Yes, the Steelers stopped the Chiefs three times in the red zone in the first half. But they allowed Chiefs to drive the length of the field three times, failing to force a punt.
“Early on, as a defense, we stood up in the red zone,” said defensive end Cameron Heyward. “(But) we can’t allow a team to keep driving and keep getting into the red zone. We’ve got to get a lot better. I think we will. It’s just one game. I’m not going to say it dictates our season.
“Too many times, we missed tackles; too many times, we were late on blitzes. It’s hard to win in this league as it is. When you don’t do the things you’re supposed to do, you’re putting yourself at a disadvantage.”
Especially when you have a quarterback and left tackle making their first career starts.
Roethlisberger is expected back next Sunday against the Cincinnati Bengals at Heinz Field, so, with any luck, the Steelers won’t have to see Jones make his second career start anytime soon.
As for Villanueva, talking to Roethlisberger and other teammates will help him keep things in perspective.
“He played a great game,” said guard David DeCastro. “The guy made one play late in the game. You can keep a guy quiet the whole game and he makes one play when they’ve got their ears pinned back. He’s fine. He’ll beat himself up. That’s his personality. That’s the NFL. It’s one week. You’ve got to move on.”
The Steelers should remember that as a team.
* The main line of questioning in the locker room following this game focused mainly on the probable return of Roethlisberger next week and how the Steelers should be happy they went 2-2 without their leader.
Some of the guys weren’t buying that.
“No,” said Heyward when asked if it was good to go 2-2 without Roethlisberger. “Every team has injuries. Every team is going through their own things. For us to do that, would be stupid and makes us whiners if we say, ‘Feel sorry for me because we didn’t have all of our people.’”
Or, as Le’Veon Bell put it when asked if he felt OK about being 4-3, “I wish we were 7-0.”
* Jones was OK in his first career start, 16 of 29 for 209 yards, one touchdown and two interceptions. One of his interceptions came on a ball that was tipped at the line of scrimmage by linebacker Justin Houston, went through the hands of Antonio Brown and into those of diving safety Eric Berry.
“The guy made a great play getting his hands out and tipping the ball,” said Brown, who caught six passes for 124 yards. “That made the ball bounce up on me while I was making the catch and the guy made a great play.
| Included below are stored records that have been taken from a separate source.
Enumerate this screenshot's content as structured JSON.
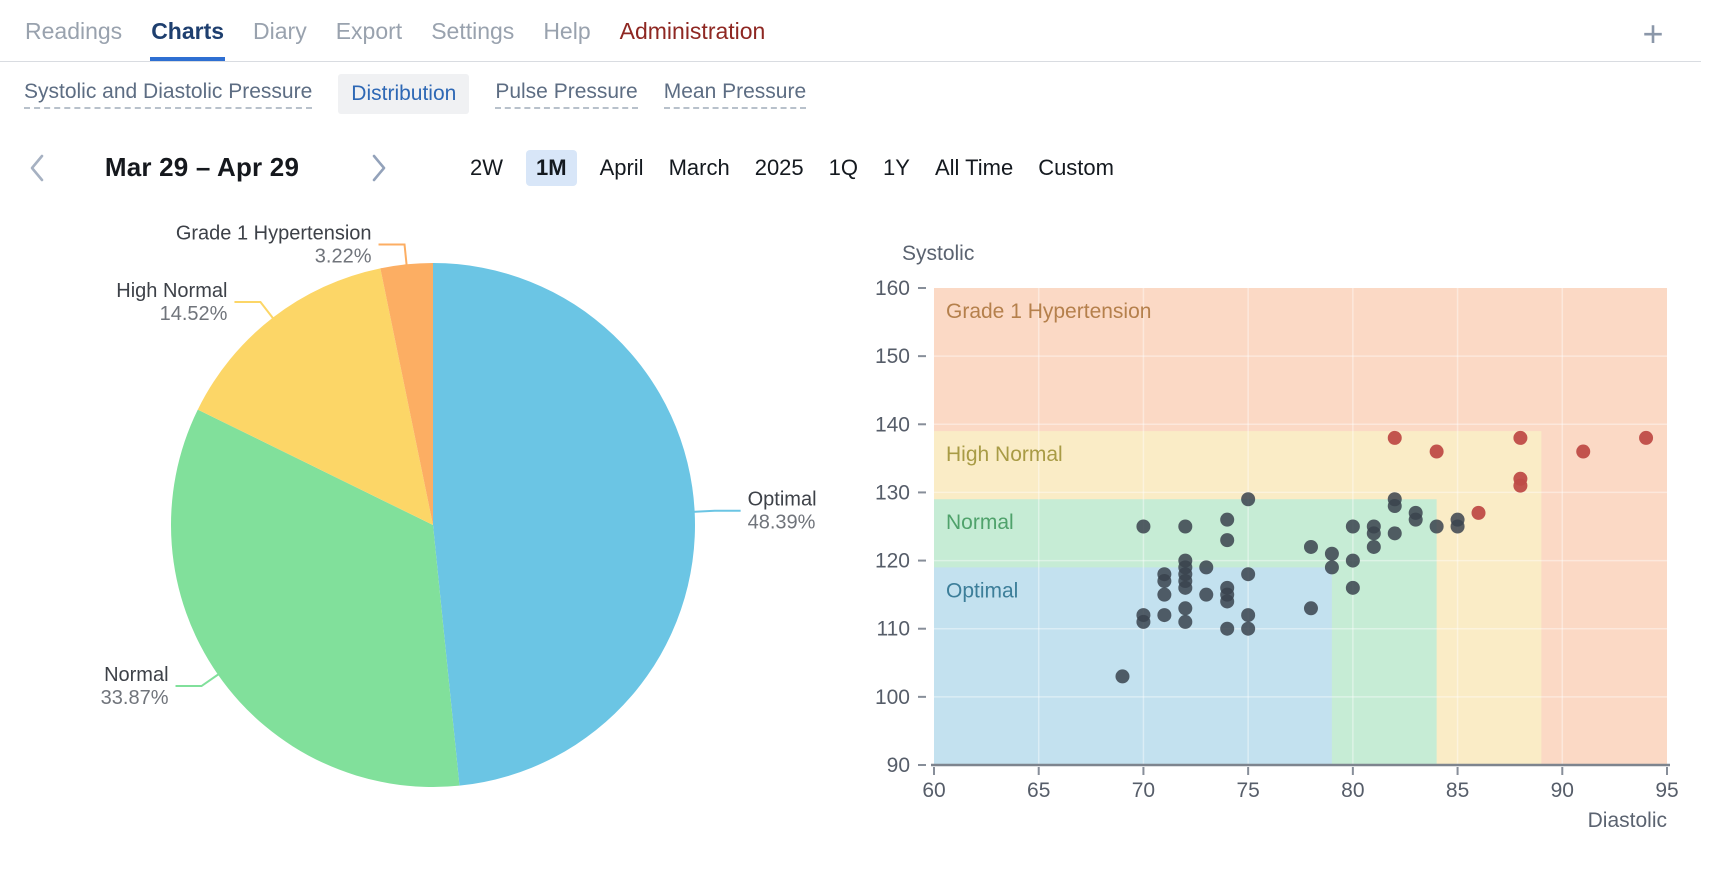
{
  "nav": {
    "items": [
      {
        "label": "Readings"
      },
      {
        "label": "Charts",
        "active": true
      },
      {
        "label": "Diary"
      },
      {
        "label": "Export"
      },
      {
        "label": "Settings"
      },
      {
        "label": "Help"
      },
      {
        "label": "Administration",
        "variant": "admin"
      }
    ],
    "add_icon": "plus-icon"
  },
  "subnav": {
    "items": [
      {
        "label": "Systolic and Diastolic Pressure"
      },
      {
        "label": "Distribution",
        "active": true
      },
      {
        "label": "Pulse Pressure"
      },
      {
        "label": "Mean Pressure"
      }
    ]
  },
  "toolbar": {
    "prev_icon": "chevron-left-icon",
    "next_icon": "chevron-right-icon",
    "date_range": "Mar 29 – Apr 29",
    "periods": [
      {
        "label": "2W"
      },
      {
        "label": "1M",
        "active": true
      },
      {
        "label": "April"
      },
      {
        "label": "March"
      },
      {
        "label": "2025"
      },
      {
        "label": "1Q"
      },
      {
        "label": "1Y"
      },
      {
        "label": "All Time"
      },
      {
        "label": "Custom"
      }
    ]
  },
  "colors": {
    "active_tab": "#1e3f6f",
    "tab_underline": "#2e6fd2",
    "inactive_tab": "#99a2ae",
    "admin_tab": "#8e2722",
    "subnav_active": "#2e68b5",
    "period_active_bg": "#d8e6f8",
    "normal_point": "#39434d",
    "flagged_point": "#bf4c47"
  },
  "chart_data": [
    {
      "type": "pie",
      "start_angle": "12 o'clock",
      "direction": "clockwise",
      "slices": [
        {
          "label": "Optimal",
          "pct": 48.39,
          "pct_label": "48.39%",
          "color": "#6bc5e4"
        },
        {
          "label": "Normal",
          "pct": 33.87,
          "pct_label": "33.87%",
          "color": "#81e09b"
        },
        {
          "label": "High Normal",
          "pct": 14.52,
          "pct_label": "14.52%",
          "color": "#fcd667"
        },
        {
          "label": "Grade 1 Hypertension",
          "pct": 3.22,
          "pct_label": "3.22%",
          "color": "#fcae63"
        }
      ]
    },
    {
      "type": "scatter",
      "xlabel": "Diastolic",
      "ylabel": "Systolic",
      "xlim": [
        60,
        95
      ],
      "ylim": [
        90,
        160
      ],
      "xticks": [
        60,
        65,
        70,
        75,
        80,
        85,
        90,
        95
      ],
      "yticks": [
        90,
        100,
        110,
        120,
        130,
        140,
        150,
        160
      ],
      "grid": "faint white lines inside zones",
      "zones": [
        {
          "label": "Grade 1 Hypertension",
          "x_max": 95,
          "y_max": 160,
          "fill": "#fbd9c5",
          "label_color": "#b5804c"
        },
        {
          "label": "High Normal",
          "x_max": 89,
          "y_max": 139,
          "fill": "#faecc6",
          "label_color": "#a89b45"
        },
        {
          "label": "Normal",
          "x_max": 84,
          "y_max": 129,
          "fill": "#c6ecd5",
          "label_color": "#4fa26b"
        },
        {
          "label": "Optimal",
          "x_max": 79,
          "y_max": 119,
          "fill": "#c3e1ef",
          "label_color": "#3c7e99"
        }
      ],
      "points": [
        [
          69,
          103
        ],
        [
          70,
          125
        ],
        [
          70,
          112
        ],
        [
          70,
          111
        ],
        [
          71,
          118
        ],
        [
          71,
          117
        ],
        [
          71,
          115
        ],
        [
          71,
          112
        ],
        [
          72,
          125
        ],
        [
          72,
          120
        ],
        [
          72,
          119
        ],
        [
          72,
          118
        ],
        [
          72,
          117
        ],
        [
          72,
          116
        ],
        [
          72,
          113
        ],
        [
          72,
          111
        ],
        [
          73,
          119
        ],
        [
          73,
          115
        ],
        [
          74,
          126
        ],
        [
          74,
          123
        ],
        [
          74,
          116
        ],
        [
          74,
          115
        ],
        [
          74,
          114
        ],
        [
          74,
          110
        ],
        [
          75,
          129
        ],
        [
          75,
          118
        ],
        [
          75,
          112
        ],
        [
          75,
          110
        ],
        [
          78,
          122
        ],
        [
          78,
          113
        ],
        [
          79,
          121
        ],
        [
          79,
          119
        ],
        [
          80,
          125
        ],
        [
          80,
          120
        ],
        [
          80,
          116
        ],
        [
          81,
          125
        ],
        [
          81,
          124
        ],
        [
          81,
          122
        ],
        [
          82,
          129
        ],
        [
          82,
          128
        ],
        [
          82,
          124
        ],
        [
          83,
          127
        ],
        [
          83,
          126
        ],
        [
          84,
          125
        ],
        [
          85,
          126
        ],
        [
          85,
          125
        ]
      ],
      "flagged_points": [
        [
          82,
          138
        ],
        [
          84,
          136
        ],
        [
          86,
          127
        ],
        [
          88,
          138
        ],
        [
          88,
          132
        ],
        [
          88,
          131
        ],
        [
          91,
          136
        ],
        [
          94,
          138
        ]
      ],
      "point_color": "#39434d",
      "flagged_color": "#bf4c47",
      "axis_color": "#7d848e",
      "tick_label_color": "#565d69"
    }
  ]
}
“The trajectory of the ball changed, but I’ve got to make play in that situation.”
* Mike Tomlin attempted a pair of fourth-down conversions in the first half, making the first on a run by DeAngelo Williams but failing on the second on a Williams run.
The first conversion set up a field goal by Chris Boswell that tied the game at 3-3. But Tomlin opted against kicking a field goal to potentially tie the game at 6-6 from the Kansas City 32 in the second quarter.
“It was one yard,” said Tomlin. “We’ve got to be aggressive under the circumstances we were in. I don’t apologize for that. I felt good about it. They made a nice play.”